貴金属めっきに特化し、さまざまな業界に貢献

めっきとは、一般的に機能性アップ、耐蝕、美観向上といった目的のため、素材となる金属などに対し、純金、金合金、プラチナ、銀、ロジウム、パラジウム、ルテニウム、ニッケル、銅などの薄い層を被覆することを指す。

1958年に創業した日本電鍍工業株式会社は、「電気めっき」※1と「無電解めっき」※2という2種類のめっき手法を、いずれも高度な次元で提供できるため、これまでに、医療器具や楽器、電子部品、装身具など、さまざまな業界の課題解決に貢献してきた。

加えてめっきではないが、チタンの特性を利用した表面改質という技術も提供。チタンの陽極酸化処理※3を行い、表面に生成される酸化膜の厚みをコントロールすることによって、めっきでは困難な青やピンクなどカラフルな発色を実現できる。
※1めっき液の中に品物を入れて電気を流してめっきする方法
※2めっき液の中に品物を入れて、電気を流さず化学反応でめっきする方法
※3金属を陽極で電解処理して、人工的に酸化被膜を生成する表面処理

自社開発のめっき液をはじめ三つの強みを発揮

同社の強みは大別して三つある。一つ目は自社開発のめっき液を中心に、約50種類もの液を保有すること。それらを的確に使い分け、手作業で処理を進めることにより、細かな顧客ニーズに応えている。そして二つ目が、技術が必要な厚付けめっきも可能なこと。金・銀・パラジウム-ニッケルめっきは、100μm(1μm=0.001mm)までの厚付けが可能だ。

さらに三つ目が、めっきするのが難しいとされる素材にも対応できること。例えばステンレス材に金めっきを行う場合、通常は下地としてニッケルをめっきするが、このニッケルは金属アレルギーの原因となりうるため、宝飾や医療の分野では敬遠される傾向がある。しかし、ステンレスにも直に金めっきする技術を持つ同社の技術なら、この問題をクリアできるわけだ。そのほかチタンやタングステンなど、直のめっきは難しい素材でも対応が可能だ。

こうした強みをふまえ、時計へのめっき、ステンレス材のカテーテルのガイドワイヤー(医療器具)へのめっきを含め、他社では対応できないハイスペックを要求される部品などのニーズも満たしている。

加工から貴金属めっきまでの一貫体制構築を目指す

欧米から学んだ金めっきの技術をもとに自社でめっき液の開発に取り組み、独自の処理技術を磨いてきたという同社。また表面処理の分野では、横浜国立大学、関東学院大学、旭川工業高等専門学校との共同事業も実施している。
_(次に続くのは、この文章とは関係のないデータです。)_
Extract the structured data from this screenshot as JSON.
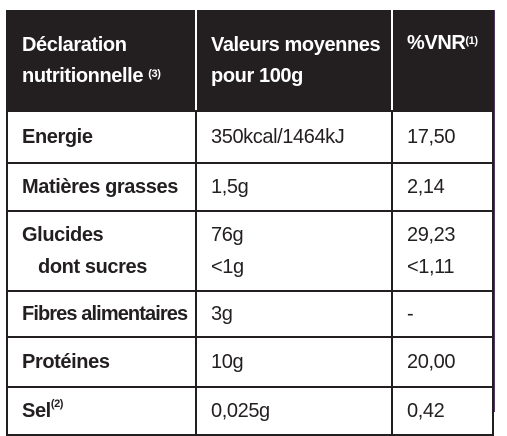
{
  "header": {
    "col1_line1": "Déclaration",
    "col1_line2": "nutritionnelle",
    "col1_sup": "(3)",
    "col2_line1": "Valeurs moyennes",
    "col2_line2": "pour 100g",
    "col3_label": "%VNR",
    "col3_sup": "(1)"
  },
  "rows": [
    {
      "label": "Energie",
      "value": "350kcal/1464kJ",
      "vnr": "17,50"
    },
    {
      "label": "Matières grasses",
      "value": "1,5g",
      "vnr": "2,14"
    },
    {
      "label": "Glucides",
      "value": "76g",
      "vnr": "29,23",
      "sub_label": "dont sucres",
      "sub_value": "<1g",
      "sub_vnr": "<1,11"
    },
    {
      "label": "Fibres alimentaires",
      "value": "3g",
      "vnr": "-"
    },
    {
      "label": "Protéines",
      "value": "10g",
      "vnr": "20,00"
    },
    {
      "label": "Sel",
      "label_sup": "(2)",
      "value": "0,025g",
      "vnr": "0,42"
    }
  ],
  "colors": {
    "ink": "#231f20",
    "accent": "#5b2a86",
    "background": "#ffffff"
  }
}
貴金属めっきは材料費が高く、液の管理が難しいため、新規参入は困難。一方で、ハイテク分野のさらなる発展のベースとしては欠かすことはできず、例えば環境・エネルギー分野では、貴金属をめっきに置き換えることによる環境負荷の軽減や、めっきの表面処理による発電所の熱交換機の高効率化なども考えられる。そのような中、多品種少量生産にも対応できる上、加工から貴金属めっきまで一貫して行える体制を整備しようとしている同社の価値は、今後もますます高まっていきそうだ。

取材日:2019年8月2日

 

企業情報

日本電鍍工業株式会社

1958年創業。めっきの目的は、見た目を美しくして高級感などをもたせるほか、錆や変色の防止、熱・電気の伝導性の付加、潤滑性や硬度の向上など、素材以外の金属の特性をプラスすること。そのための技術と品質を大切にしながら、高度な顧客ニーズに応えている。ISO9001、14001認証登録。RoHS指令、REACH規制等にも対応。